Cooling power How does our body control its temperature? How do we help our body control its temperature? By what methods do we lose heat? What affects the amount of heat loss, i.e., cooling power, in each method? In other words, can we find a relation between heat loss (power) and the different parameters of the situation?

Cooling/heating power Are these same methods that are used in cooling our bodies also used in cooling our houses, or keeping them from cooling too fast in the winter? What is the difference between cooling and heating?
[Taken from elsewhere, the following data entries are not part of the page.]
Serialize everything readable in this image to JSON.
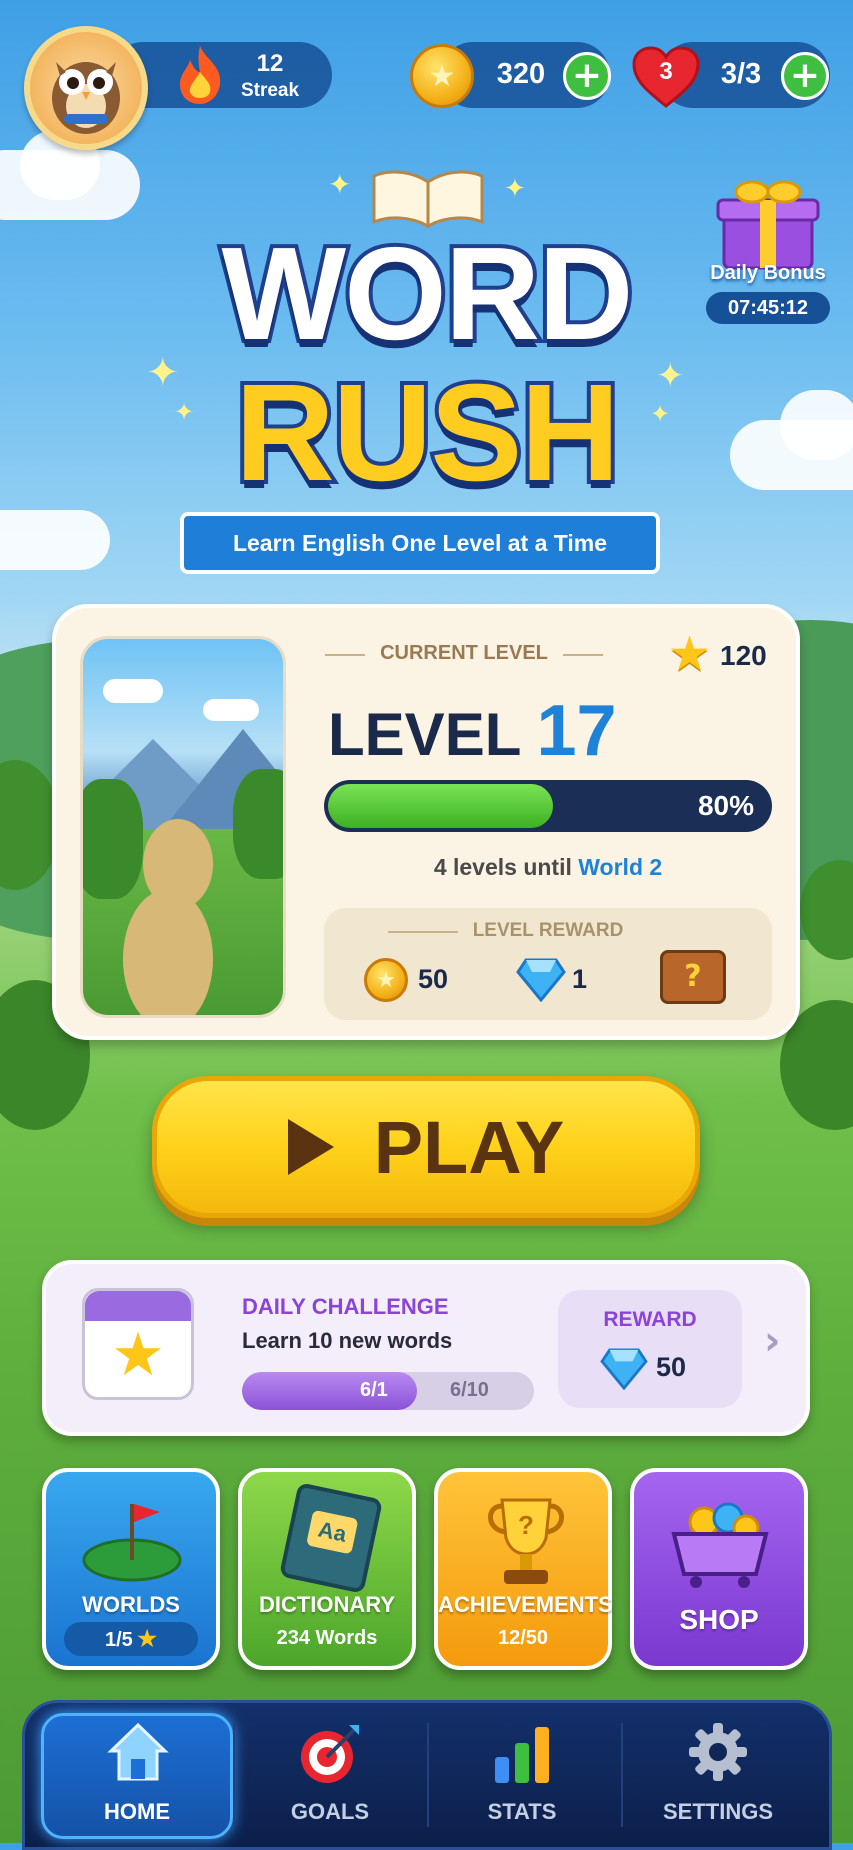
{
  "player": {
    "streak_count": "12",
    "streak_label": "Streak",
    "coins": "320",
    "lives_badge": "3",
    "lives": "3/3"
  },
  "daily_bonus": {
    "label": "Daily Bonus",
    "timer": "07:45:12"
  },
  "title": {
    "line1": "WORD",
    "line2": "RUSH",
    "tagline": "Learn English One Level at a Time"
  },
  "level_card": {
    "header": "CURRENT LEVEL",
    "stars": "120",
    "level_word": "LEVEL",
    "level_number": "17",
    "progress_percent": 80,
    "progress_label": "80%",
    "until_text": "4 levels until",
    "until_world": "World 2",
    "reward_header": "LEVEL REWARD",
    "reward_coins": "50",
    "reward_gems": "1"
  },
  "play_button": {
    "label": "PLAY"
  },
  "daily_challenge": {
    "title": "DAILY CHALLENGE",
    "description": "Learn 10 new words",
    "progress_fraction": 0.6,
    "progress_fill_text": "6/1",
    "progress_text": "6/10",
    "reward_label": "REWARD",
    "reward_value": "50"
  },
  "tiles": {
    "worlds": {
      "label": "WORLDS",
      "sub": "1/5"
    },
    "dictionary": {
      "label": "DICTIONARY",
      "sub": "234 Words"
    },
    "achievements": {
      "label": "ACHIEVEMENTS",
      "sub": "12/50"
    },
    "shop": {
      "label": "SHOP"
    }
  },
  "nav": {
    "home": "HOME",
    "goals": "GOALS",
    "stats": "STATS",
    "settings": "SETTINGS"
  },
  "colors": {
    "accent_blue": "#1e7ed8",
    "play_yellow": "#ffd21a",
    "progress_green": "#3db023",
    "challenge_purple": "#8a52d8"
  }
}
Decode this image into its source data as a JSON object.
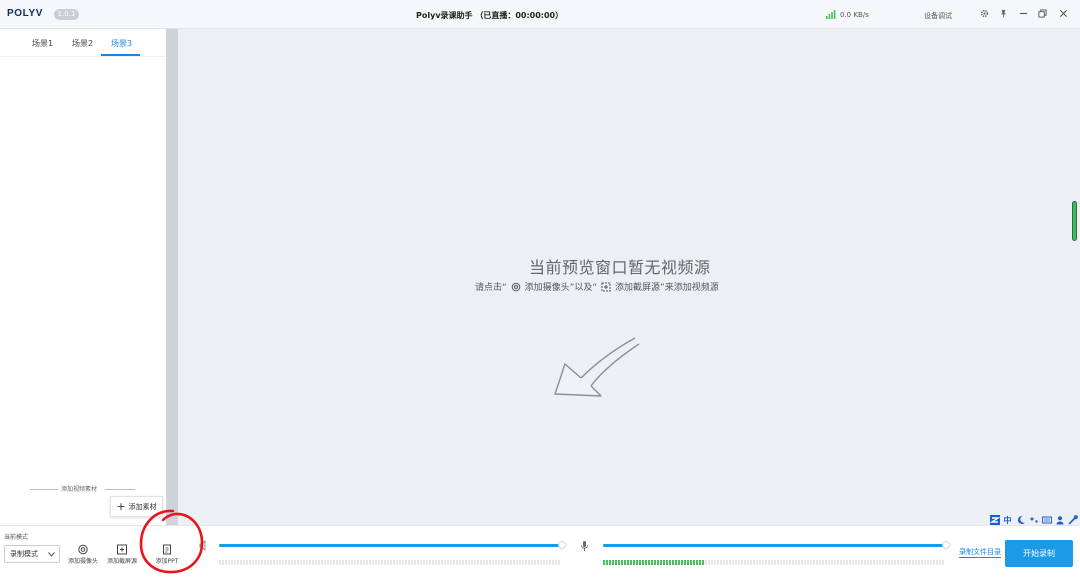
{
  "titlebar": {
    "logo": "POLYV",
    "version": "1.0.1",
    "title": "Polyv录课助手 （已直播：00:00:00）",
    "network_speed": "0.0 KB/s",
    "device_debug": "设备调试"
  },
  "scene_tabs": [
    {
      "label": "场景1",
      "active": false
    },
    {
      "label": "场景2",
      "active": false
    },
    {
      "label": "场景3",
      "active": true
    }
  ],
  "materials": {
    "section_label": "添加视频素材",
    "add_button": "添加素材"
  },
  "preview": {
    "title": "当前预览窗口暂无视频源",
    "hint_prefix": "请点击“",
    "hint_camera": "添加摄像头",
    "hint_mid": "”以及“",
    "hint_screen": "添加截屏源",
    "hint_suffix": "”来添加视频源"
  },
  "bottom": {
    "mode_label": "当前模式",
    "mode_value": "录制模式",
    "tools": [
      {
        "label": "添加摄像头",
        "icon": "camera-icon"
      },
      {
        "label": "添加截屏源",
        "icon": "screen-capture-icon"
      },
      {
        "label": "添加PPT",
        "icon": "ppt-icon"
      }
    ],
    "speaker_level": 1.0,
    "mic_level": 1.0,
    "mic_meter_level": 0.3,
    "record_dir": "录制文件目录",
    "start_button": "开始录制"
  },
  "ime": {
    "lang": "中",
    "icons": [
      "sogou-logo-icon",
      "moon-icon",
      "punctuation-icon",
      "keyboard-icon",
      "user-icon",
      "wrench-icon"
    ]
  },
  "colors": {
    "accent": "#1b9ae8",
    "tab_active": "#1b84e8",
    "meter_on": "#46c25a",
    "annotation": "#e8141c"
  }
}
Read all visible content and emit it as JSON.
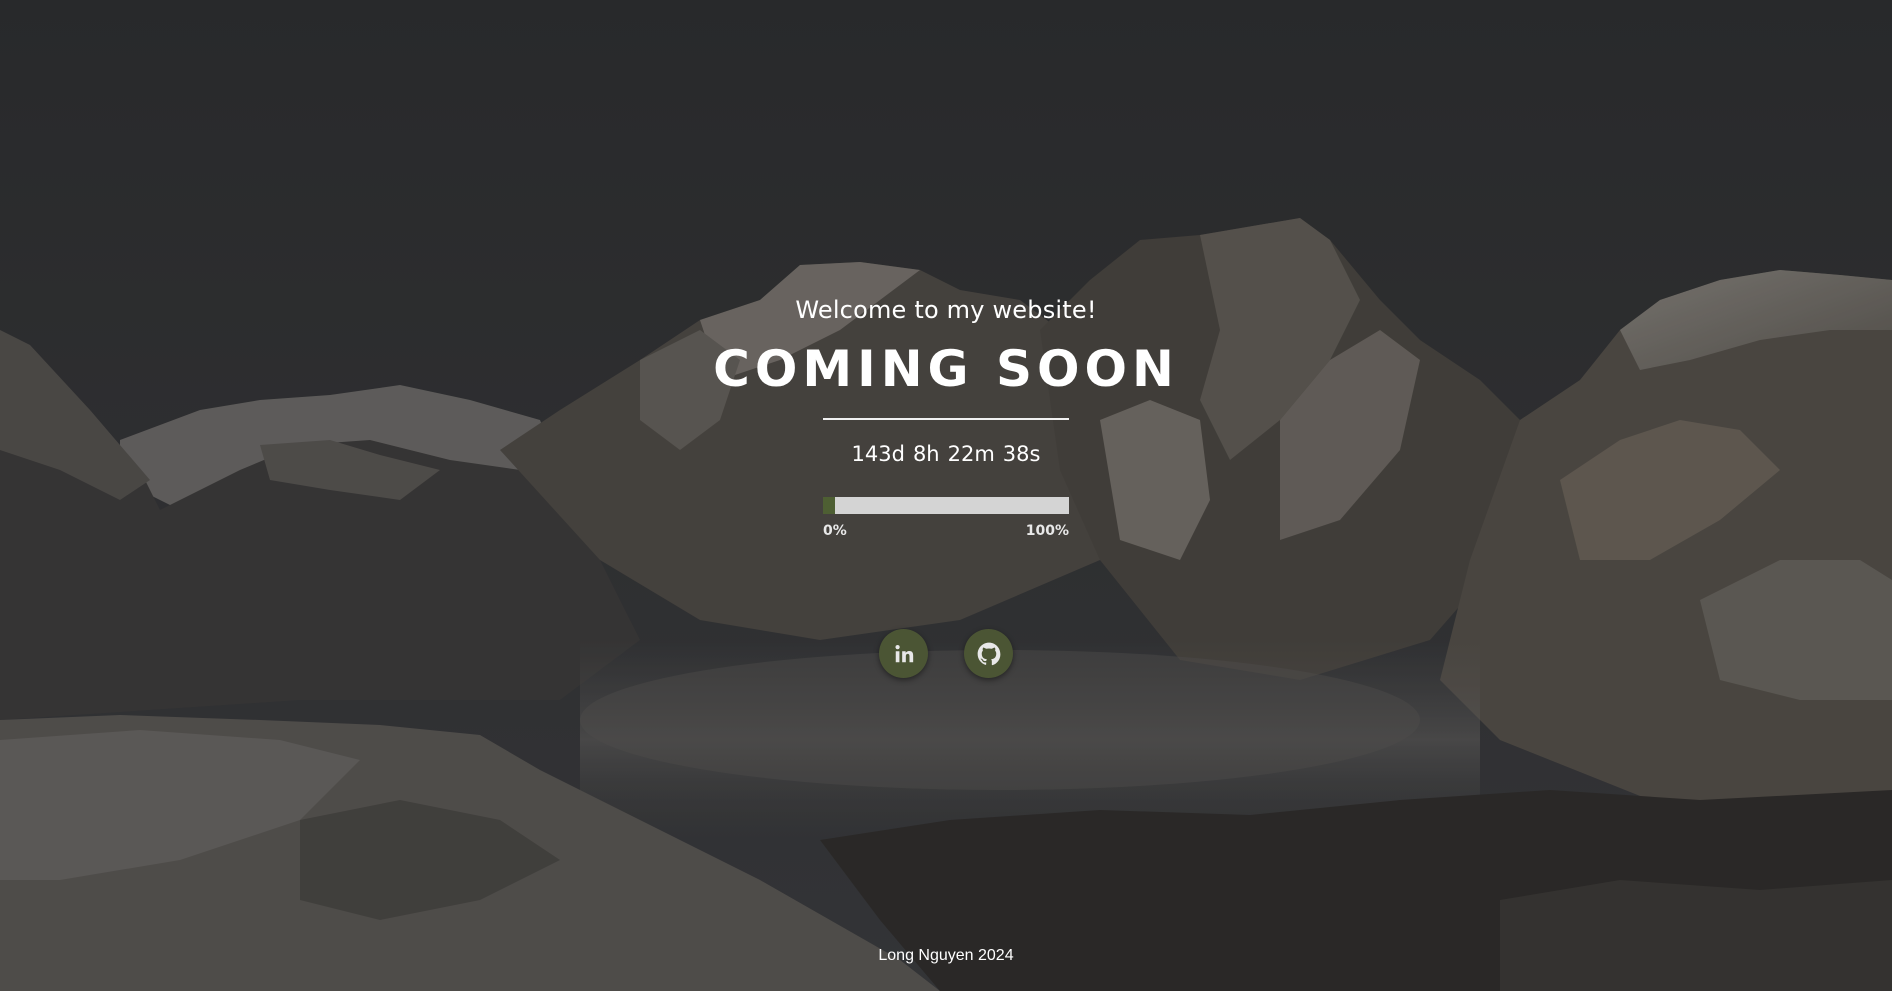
{
  "hero": {
    "welcome": "Welcome to my website!",
    "title": "COMING SOON"
  },
  "countdown": {
    "days": "143d",
    "hours": "8h",
    "minutes": "22m",
    "seconds": "38s"
  },
  "progress": {
    "percent": 5,
    "label_start": "0%",
    "label_end": "100%",
    "fill_color": "#4e5f33",
    "track_color": "#d4d4d4"
  },
  "social": {
    "links": [
      {
        "name": "linkedin",
        "icon": "linkedin-icon"
      },
      {
        "name": "github",
        "icon": "github-icon"
      }
    ],
    "button_color": "#4b5534"
  },
  "footer": {
    "text": "Long Nguyen 2024"
  }
}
Are these same methods that are used for cooling also used for heating our houses and our food?

Methods of moving heat Convection (heat carried by material) Conduction (heat that goes through a material) Radiation (heat that goes through space, whether empty or not) Evaporation (heat necessary to pull molecules out of a liquid and free them to be a gas; melting is the heat necessary to break molecules apart so that they can move more freely as a liquid)

1. Convection Amount of heat moved per time depends on a) how much energy the material can carry (per gram, per mole, or per molecule’ and per temperature unit) called its heat capacity b) how much material is heated c) how fast the material is moved d) how hot the material is (its temperature) relative to where the heat energy is going Examples: convection ovens, gas furnaces, blood flow

2. Conduction Amount of heat moved depends on a) how easily the energy moves through the material (its thermal conductivity) b) the temperature difference between the ends c) the area that the heat moves across d) the distance that the heat has to move through Example: heating a pan of water, wearing gloves in cold weather

3. Radiation Amount of heat transmitted depends on a) how hot (the temperature) of the emitting object b) how big (surface area) of the emitting object c) how cool (the temperature) of the surrounding space or objects are Examples: microwave ovens, the sun

4. Evaporation Amount of heat transmitted depends on amount of energy required to “unbind” the molecules from nearby molecules in the liquid state (called latent heat of vaporization), and the number of molecules (amount of material) that are so “liberated”. Example: sweat Question: would it have been better to use alcohol as a cooling liquid instead of water in humans?